Relativizar una decepción


En la vida, ante una decepción es posible tomar dos actitudes. Una que no es nada saludable es la de convertir ese obstáculo en algo absoluto que tiene tal fuerza y poder en tu vida que te limita. Dramatizar una situación no ayuda en nada, por ello, por grave que sea un hecho, es mejor aprender a relativizarlo para poder manejarlo mejor a nivel emocional. Dentro de las decepciones más dolorosas en las relaciones interpersonales está el rechazo de una persona, el abandono de la pareja, la traición de un amigo, una mala relación con un familiar…

Este tipo de situaciones vividas de una forma inadecuada pueden llegar a paralizarte y te hacen sentir miedo ante todo. La vida es mucho más que una decepción puntual, por ello, pon el foco de atención en todos los aspectos positivos de tu vida. No se trata de ignorar algo que también es real aunque sea doloroso, sino de tener una perspectiva más global para poder avanzar.

¿Cómo relativizar una situación?
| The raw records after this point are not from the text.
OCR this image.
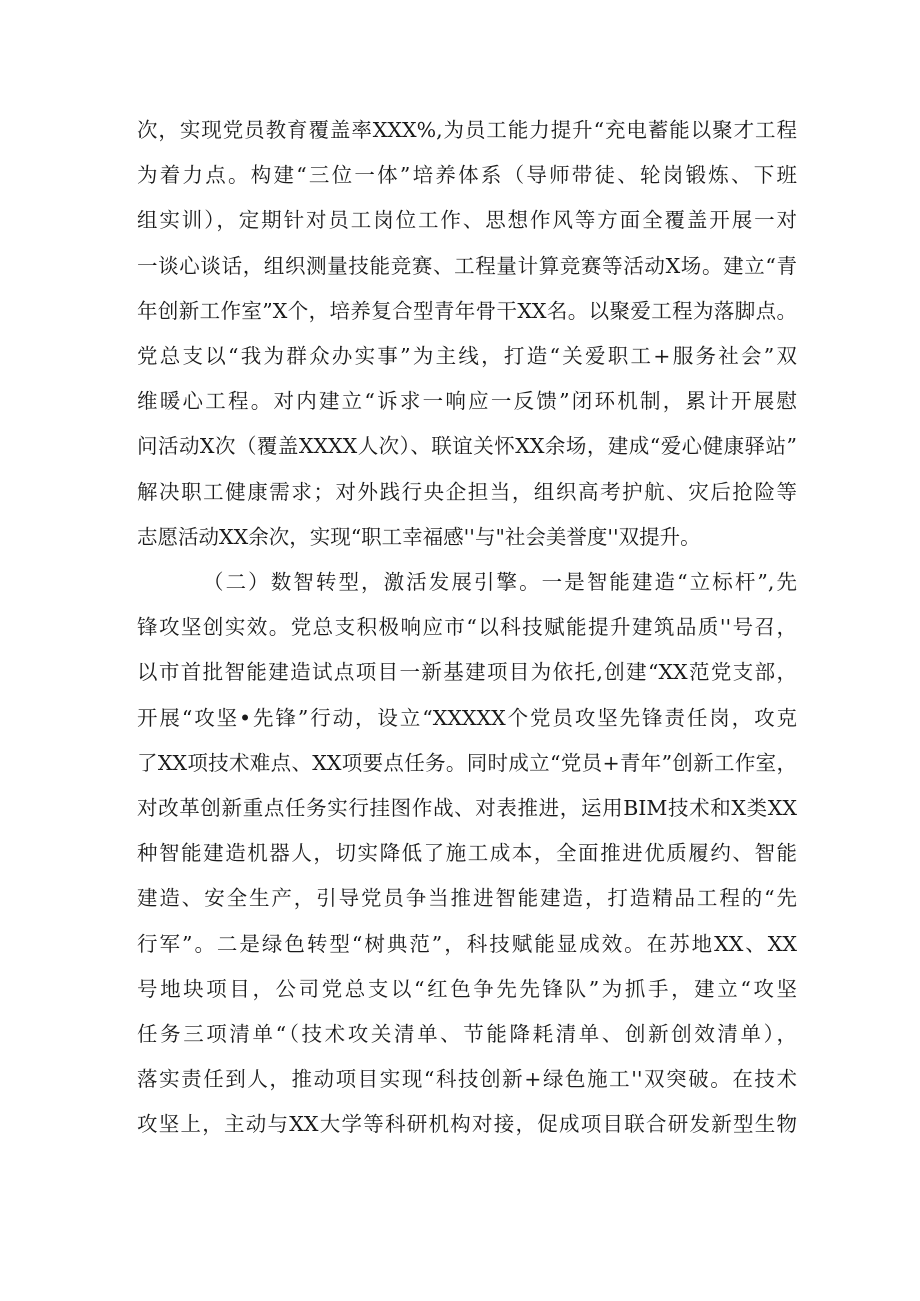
次，实现党员教育覆盖率XXX%,为员工能力提升“充电蓄能以聚才工程
为着力点。构建“三位一体”培养体系（导师带徒、轮岗锻炼、下班
组实训），定期针对员工岗位工作、思想作风等方面全覆盖开展一对
一谈心谈话，组织测量技能竞赛、工程量计算竞赛等活动X场。建立“青
年创新工作室”X个，培养复合型青年骨干XX名。以聚爱工程为落脚点。
党总支以“我为群众办实事”为主线，打造“关爱职工+服务社会”双
维暖心工程。对内建立“诉求一响应一反馈”闭环机制，累计开展慰
问活动X次（覆盖XXXX人次）、联谊关怀XX余场，建成“爱心健康驿站”
解决职工健康需求；对外践行央企担当，组织高考护航、灾后抢险等
志愿活动XX余次，实现“职工幸福感''与"社会美誉度''双提升。
（二）数智转型，激活发展引擎。一是智能建造“立标杆”,先
锋攻坚创实效。党总支积极响应市“以科技赋能提升建筑品质''号召，
以市首批智能建造试点项目一新基建项目为依托,创建“XX范党支部，
开展“攻坚•先锋”行动，设立“XXXXX个党员攻坚先锋责任岗，攻克
了XX项技术难点、XX项要点任务。同时成立“党员+青年”创新工作室，
对改革创新重点任务实行挂图作战、对表推进，运用BIM技术和X类XX
种智能建造机器人，切实降低了施工成本，全面推进优质履约、智能
建造、安全生产，引导党员争当推进智能建造，打造精品工程的“先
行军”。二是绿色转型“树典范”，科技赋能显成效。在苏地XX、XX
号地块项目，公司党总支以“红色争先先锋队”为抓手，建立“攻坚
任务三项清单“（技术攻关清单、节能降耗清单、创新创效清单），
落实责任到人，推动项目实现“科技创新+绿色施工''双突破。在技术
攻坚上，主动与XX大学等科研机构对接，促成项目联合研发新型生物
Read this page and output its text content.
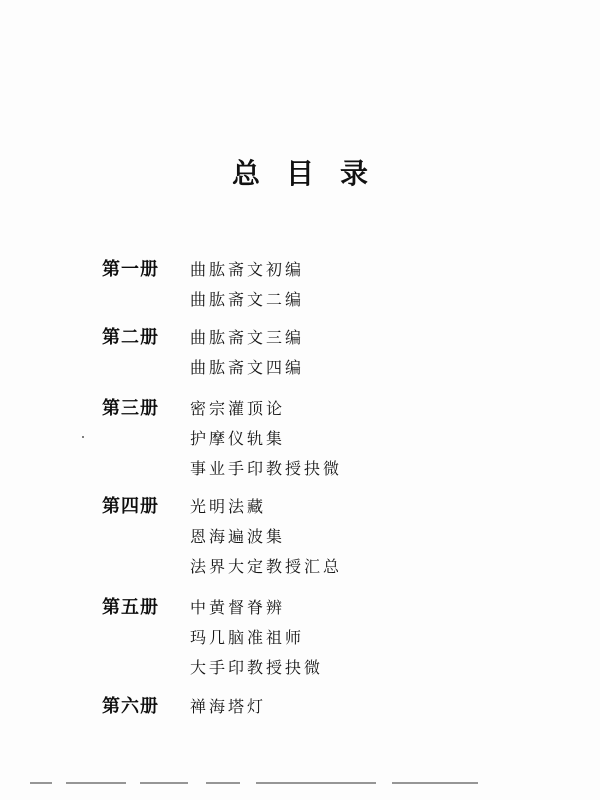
总目录
第一册 曲肱斋文初编
曲肱斋文二编
第二册 曲肱斋文三编
曲肱斋文四编
第三册 密宗灌顶论
护摩仪轨集
事业手印教授抉微
第四册 光明法藏
恩海遍波集
法界大定教授汇总
第五册 中黄督脊辨
玛几脑准祖师
大手印教授抉微
第六册 禅海塔灯
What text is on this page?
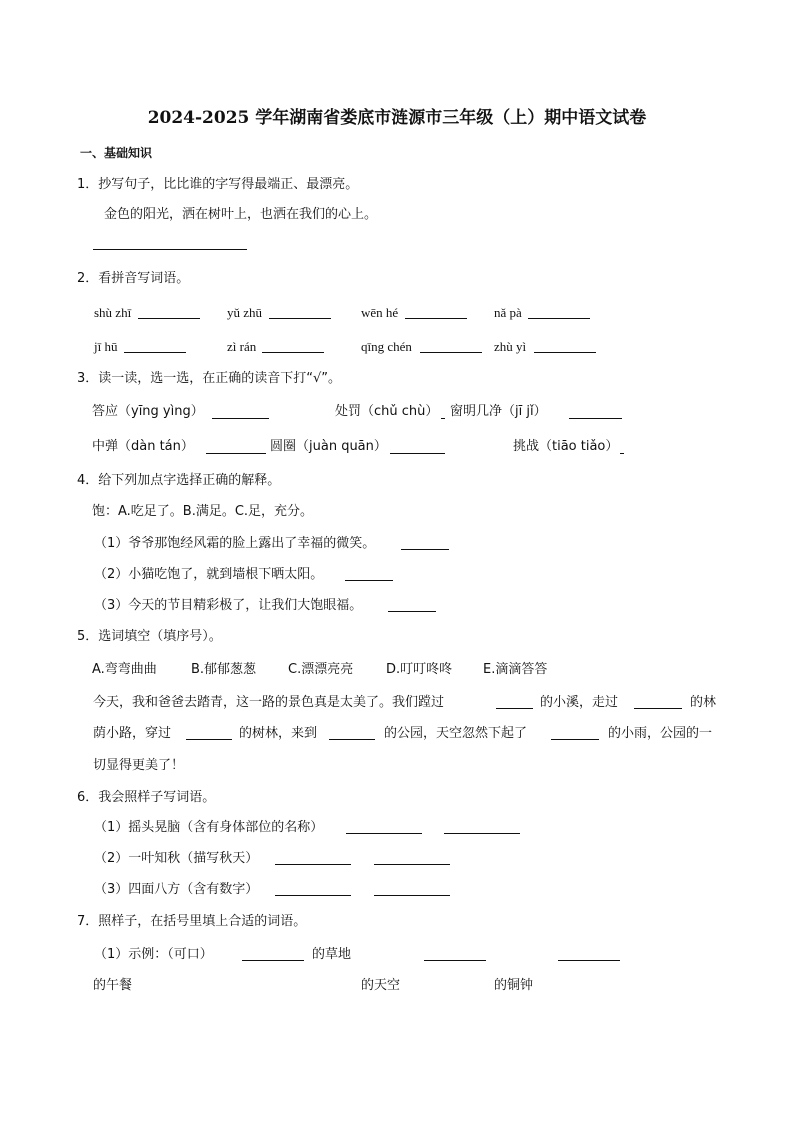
2024-2025 学年湖南省娄底市涟源市三年级（上）期中语文试卷
一、基础知识
1．抄写句子，比比谁的字写得最端正、最漂亮。
金色的阳光，洒在树叶上，也洒在我们的心上。
2．看拼音写词语。
shù zhī	yǔ zhū	wēn hé	nǎ pà
jī hū	zì rán	qīng chén	zhù yì
3．读一读，选一选，在正确的读音下打“√”。
答应（yīng yìng）	处罚（chǔ chù） 窗明几净（jī jǐ）
中弹（dàn tán）	圆圈（juàn quān）	挑战（tiāo tiǎo）
4．给下列加点字选择正确的解释。
饱：A.吃足了。B.满足。C.足，充分。
（1）爷爷那饱经风霜的脸上露出了幸福的微笑。
（2）小猫吃饱了，就到墙根下晒太阳。
（3）今天的节目精彩极了，让我们大饱眼福。
5．选词填空（填序号）。
A.弯弯曲曲	B.郁郁葱葱 C.漂漂亮亮	D.叮叮咚咚 E.滴滴答答
今天，我和爸爸去踏青，这一路的景色真是太美了。我们蹚过	的小溪，走过	的林
荫小路，穿过	的树林，来到	的公园，天空忽然下起了	的小雨，公园的一
切显得更美了！
6．我会照样子写词语。
（1）摇头晃脑（含有身体部位的名称）
（2）一叶知秋（描写秋天）
（3）四面八方（含有数字）
7．照样子，在括号里填上合适的词语。
（1）示例：（可口）	的草地
的午餐	的天空	的铜钟
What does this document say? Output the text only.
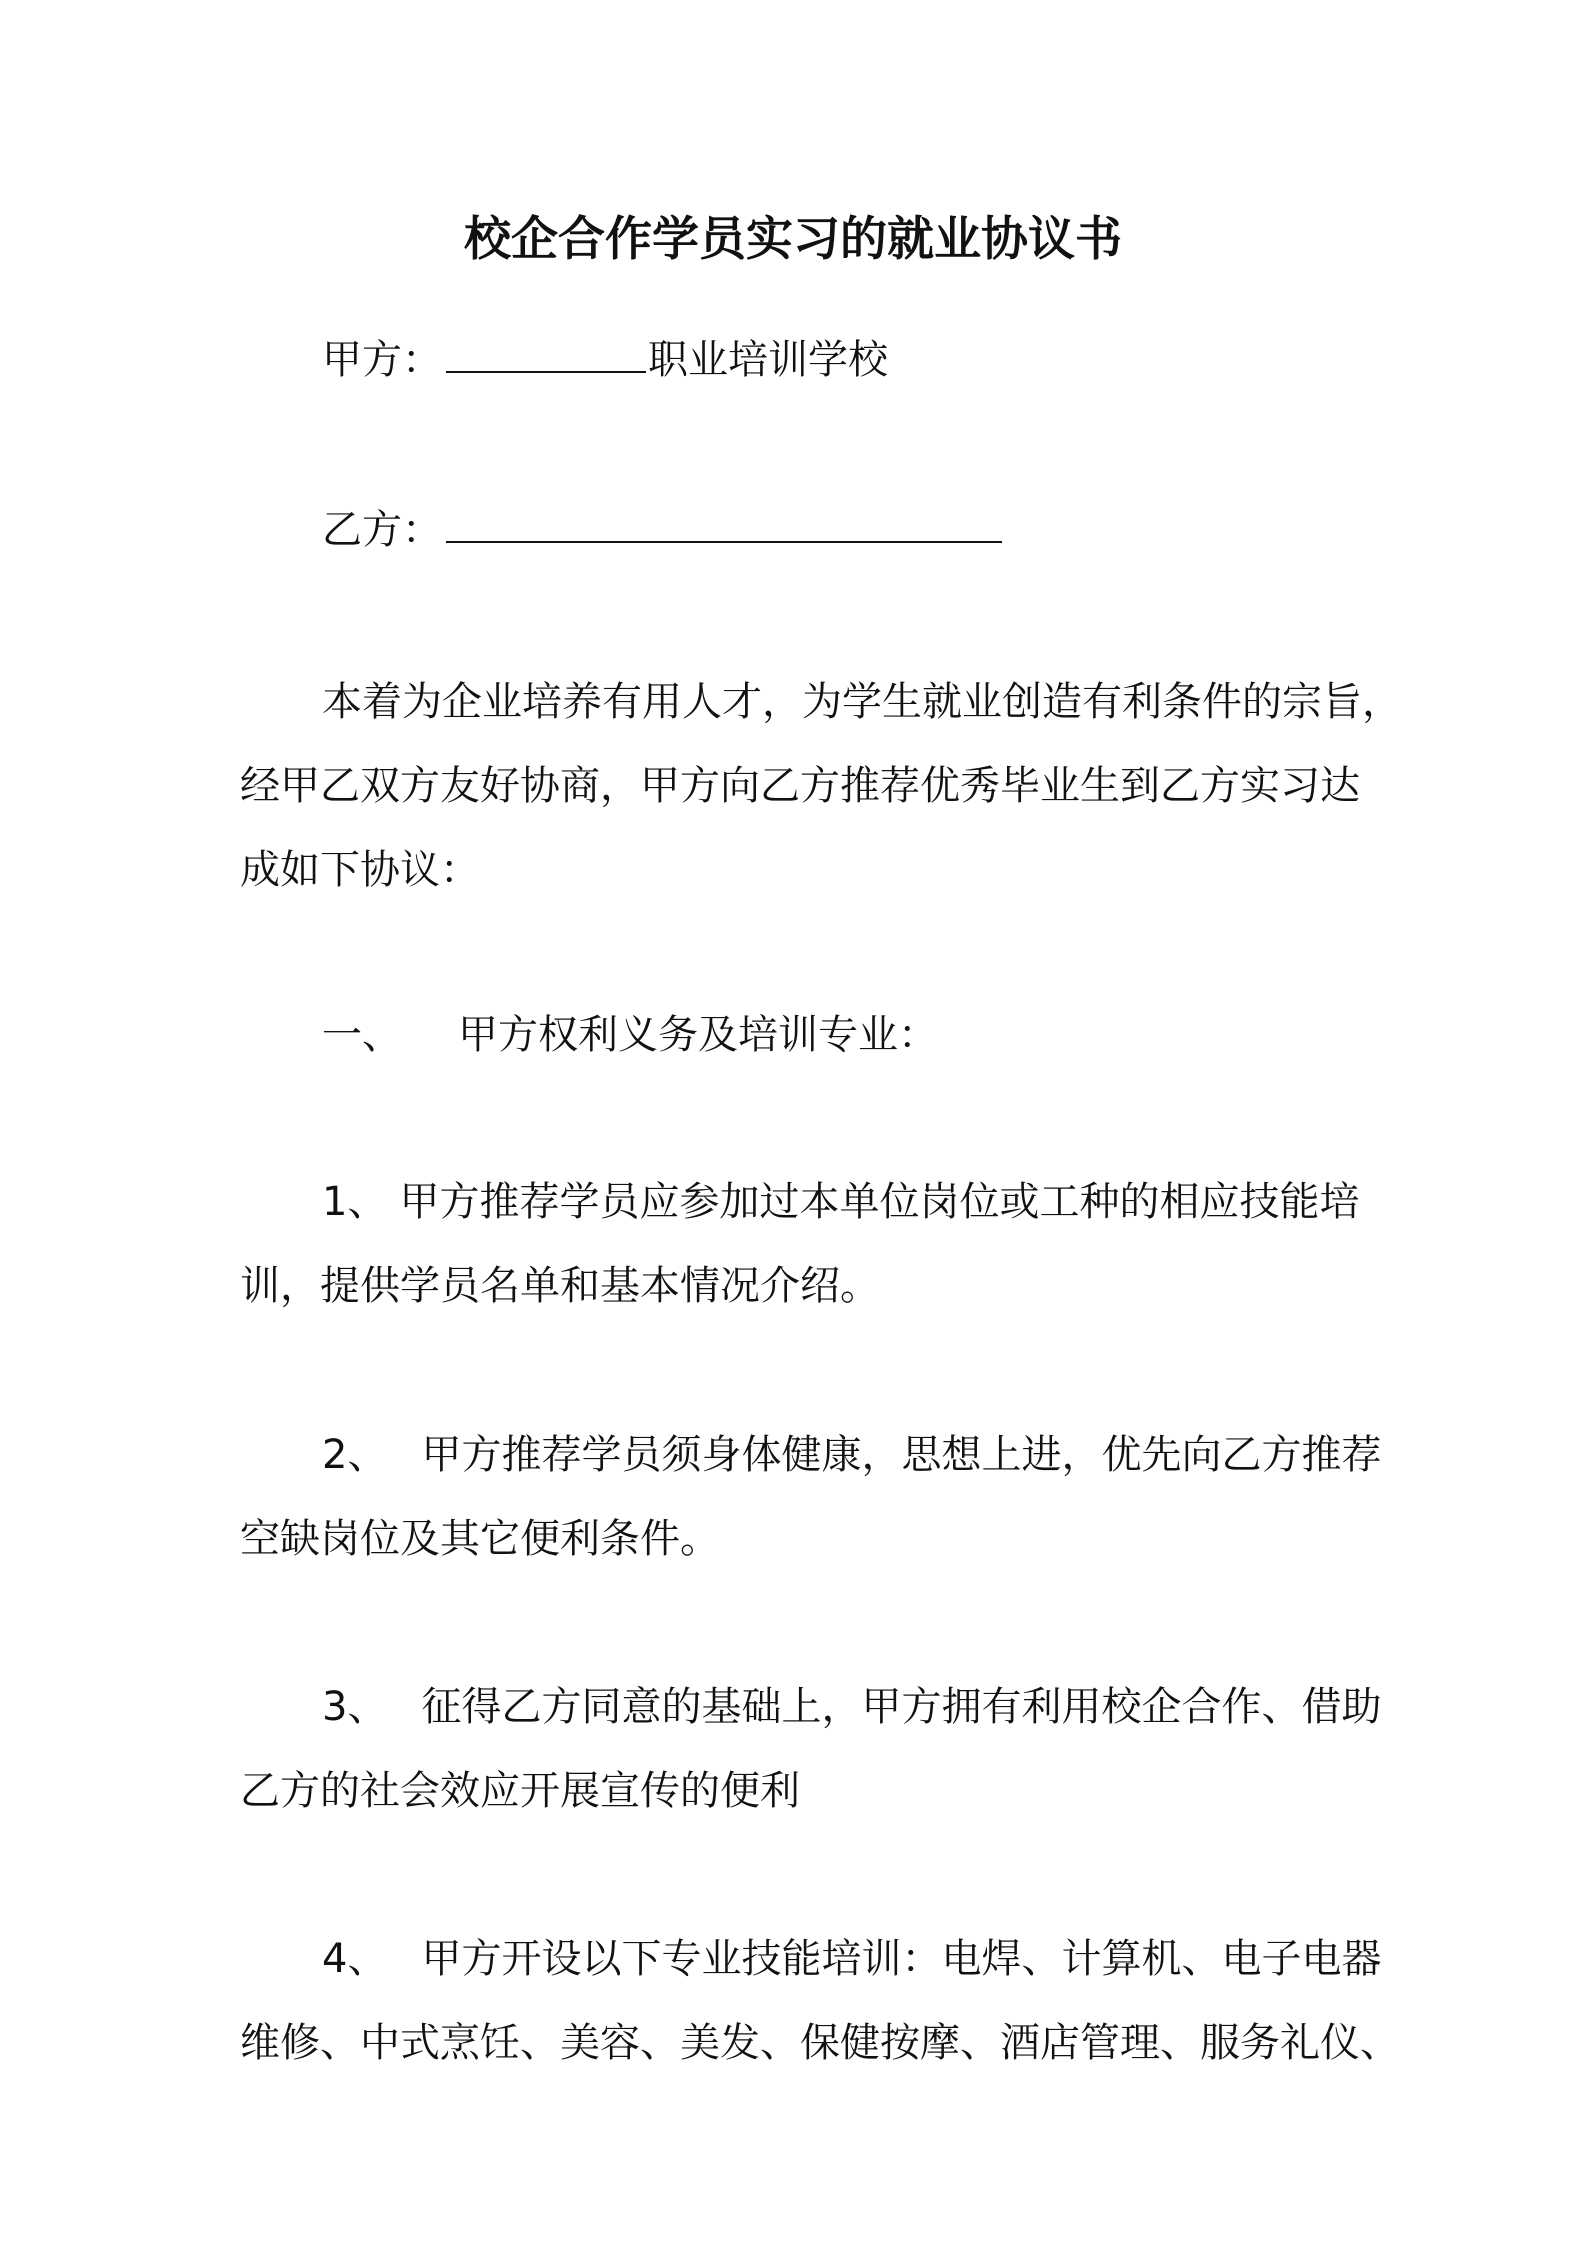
校企合作学员实习的就业协议书
甲方：	职业培训学校
乙方：
本着为企业培养有用人才，为学生就业创造有利条件的宗旨，
经甲乙双方友好协商，甲方向乙方推荐优秀毕业生到乙方实习达
成如下协议：
一、 甲方权利义务及培训专业：
1、 甲方推荐学员应参加过本单位岗位或工种的相应技能培
训，提供学员名单和基本情况介绍。
2、 甲方推荐学员须身体健康，思想上进，优先向乙方推荐
空缺岗位及其它便利条件。
3、 征得乙方同意的基础上，甲方拥有利用校企合作、借助
乙方的社会效应开展宣传的便利
4、 甲方开设以下专业技能培训：电焊、计算机、电子电器
维修、中式烹饪、美容、美发、保健按摩、酒店管理、服务礼仪、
Poniendo sentido del humor, existen personas que son capaces de reírse hasta de sus propias tragedias. Seguramente, hace falta que pase algo de tiempo para poner sentido del humor pero desde la distancia siempre se puede reír. Por otra parte, merece la pena aprender a vivir el momento presente, tener ilusión y ser feliz. Pero es imposible hacerlo cuando alguien ha quedado estancado en el pasado hasta el punto de cerrar la puerta a cualquier nueva oportunidad porque solo recuerda un dolor de sigue vivo en la mente.

Lo que fue ya pasó, pero cuando haces de un dolor algo absoluto, estás limitando tu futuro en base a una expectativa previa. Lo mejor es aprender a olvidar y a perdonar porque en la vida, lo mejor siempre está por llegar.